Dass Weidmann den Kurs des Italieners und der EZB kritisch beäugt, ist bekannt. Aber in Washington bekommt er, so ist zu hören, von Draghi haarklein vorgerechnet, dass er fast immer gegen Beschlüsse des EZB-Rates stimmt, nie auch nur ein positives Signal gebe. Der Italiener sei mehr als verärgert. Draghi dagegen wird aus Bundesbank-Kreisen vorgehalten, er habe in der EZB ein „präsidiales“ System eingeführt, gebe den anderen Notenbankern in seinen Reden Entscheidungen vor, die dann nur abgenickt würden. Längst habe die Notenbank ihre Kompetenzen überschritten. „Ohne Weidmann“, sagt ein Insider, „würde die EZB schon längst Staatsanleihen kaufen“.

Immerhin bringen die Bundesbanker ein wenig Verständnis auf. Mit den Zinssenkungen, den Sonderkrediten und den außergewöhnlichen Maßnahmen wie etwa dem gerade angekündigten Aufkauf von Kreditpaketen wolle Draghi den Vorwurf entkräften, die EZB habe unter seiner Leitung nicht alles getan, um die Krise zu überwinden. Das sei nachvollziehbar.

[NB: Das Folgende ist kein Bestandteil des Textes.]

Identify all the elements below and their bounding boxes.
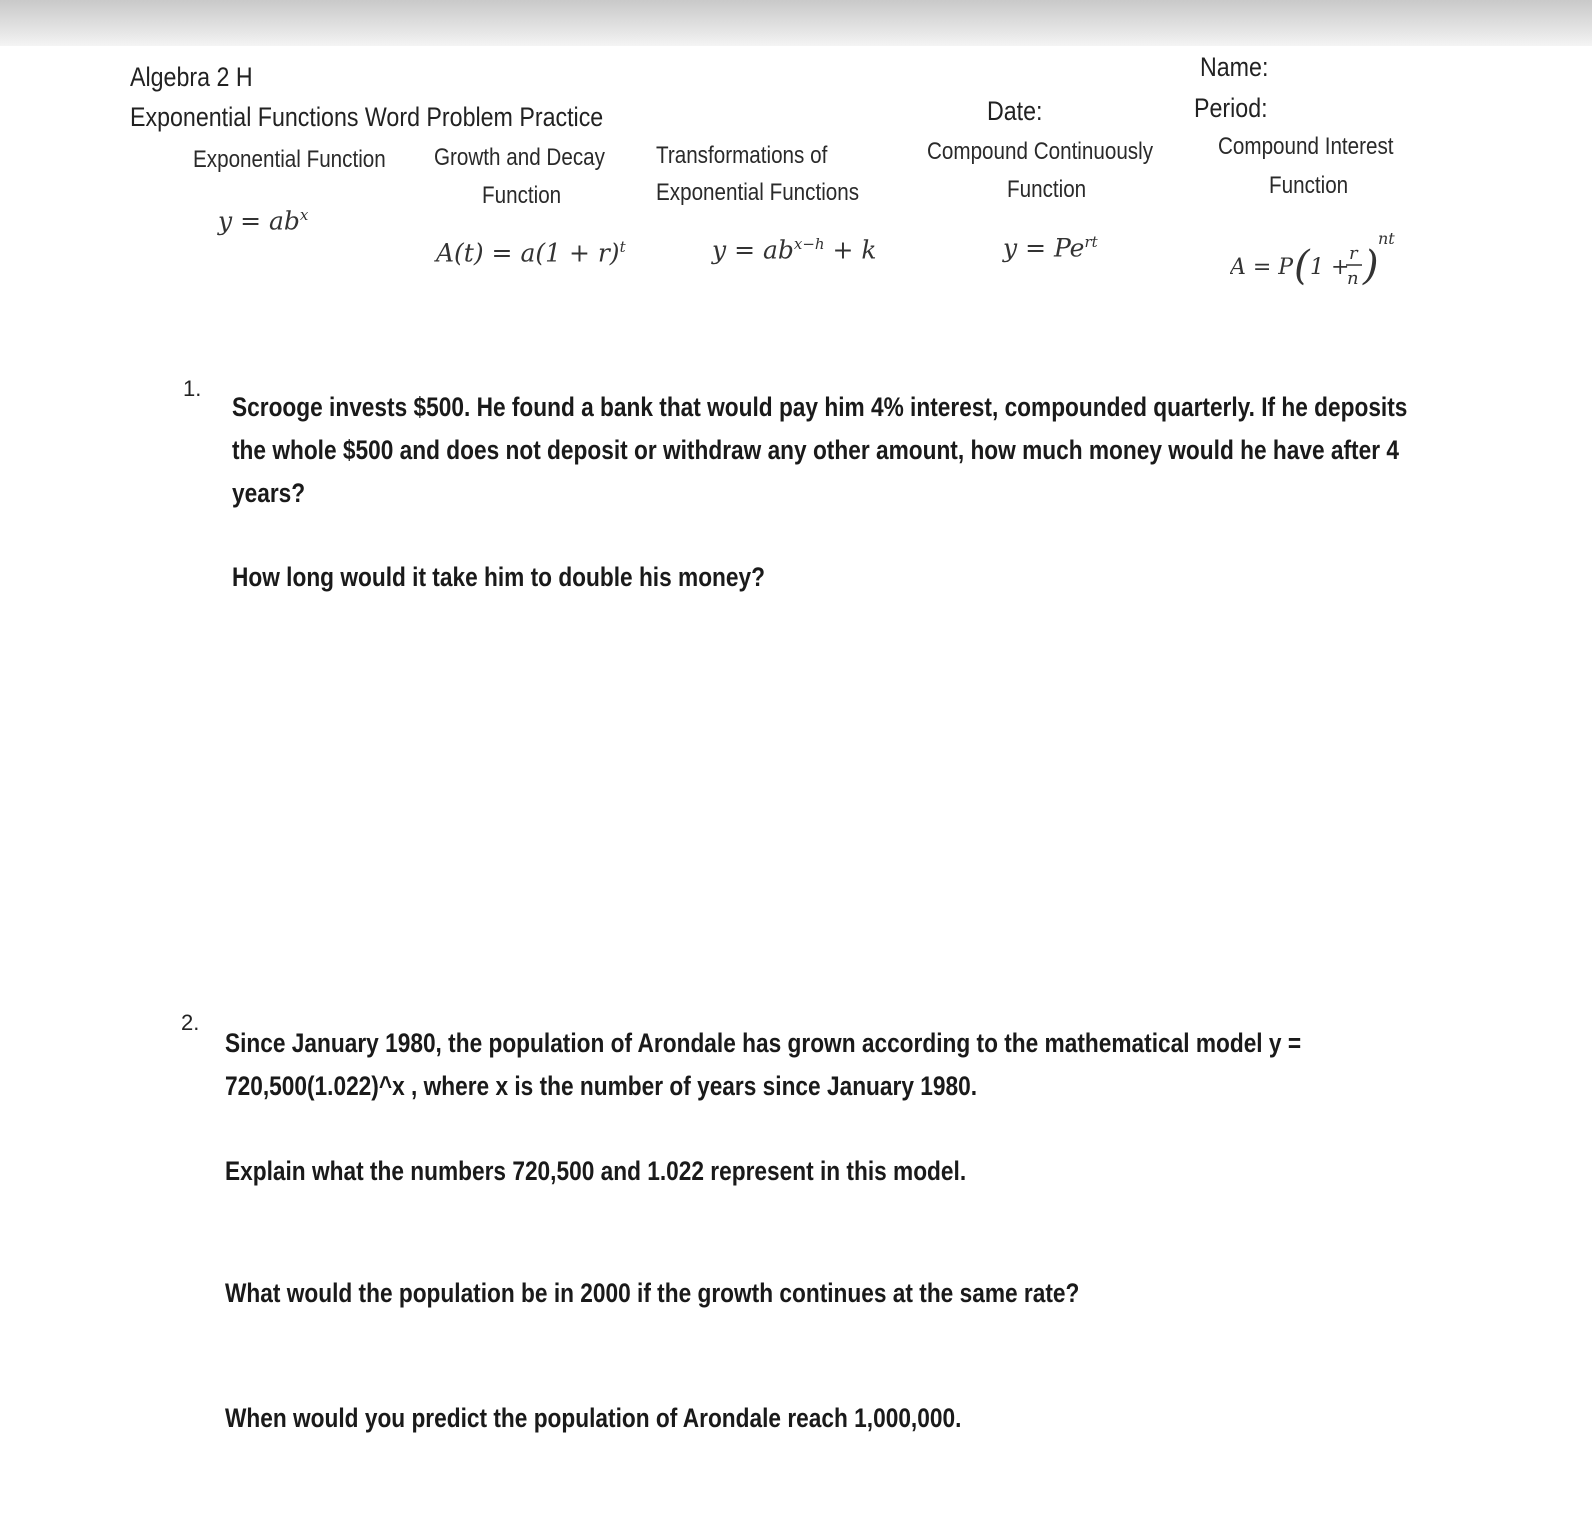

„Draghi macht längst, was er will"

Das aber ist dann auch schon alles, was sie dem Italiener zugute halten. Dass von ihm gegen Widerstand von Weidmann im Sommer 2012 angekündigte zweite Programm zum Aufkauf von Staatsanleihen (OMT) habe zwar zur Beruhigung der Krise geführt. Überwunden aber sei sie bis heute nicht. Stattdessen habe die EZB die Zinsen weiter gesenkt ebenso wie die Anforderungen an Sicherheiten. Heute akzeptiere sie sogar Ramschpapiere. Ähnliches sei bei dem angekündigten Aufkauf von Kreditpaketen (ABS) zu befürchten. Auch hier werde quasi Ramsch akzeptiert. Mögliche Verluste gingen am Schluss zulasten des Steuerzahlers. „Das sind faktisch Rettungspakete für klamme Banken. Das aber ist nicht Aufgabe der EZB, sondern der Politik.“

Mindestens ebenso wie über inhaltliche Aspekte ärgern sich Bundesbanker über die Taktik des Italieners gegenüber den Kollegen im Rat. Noch nicht gefasste Beschlüsse gebe er quasi in öffentlichen Reden kund, Beschlussvorlagen für den Rat kämen zeitlich so knapp vor den Ratssitzungen auf den Tisch, dass sie kaum mehr vernünftig analysiert werden könnten. Sie würden am Schluss fast immer durchgewunken, ohne dass die Tragweite wirklich abgesehen würde. „Draghi macht längst, was er will. Er hat den Rat in der Hand.“

Harter Tobak, den Draghi nicht auf sich sitzen lassen will. Er hält, so lässt er in Washington verbreiten, dem deutschen Notenbank-Chef vor, Beschlüsse im Rat aus Prinzip abzulehnen und quasi permanent zu blockieren. Dabei stünden nicht nur die Notenbank-Chefs aus den Krisenländern, sondern etwa auch aus den Niederlanden oder Finnland hinter Draghis Politik. Warum beide Seiten gerade in Washington streiten, ist ihr Geheimnis.

Für Draghi ist es in der US-Hauptstadt einfacher: Zum einen hat die US-Notenbank mit ihrem Programm zum Aufkauf von Staatsanleihen der US-Wirtschaft einen Schub gegeben. Zum anderen appelliert auch IWF-Chefin Christine Lagarde an die EZB, Staatsanleihen zu kaufen. Immerhin sind sich Weidmann und Draghi in einem Punkt einig: Ohne weitere Strukturreformen komme Euro-Land nicht aus der Krise.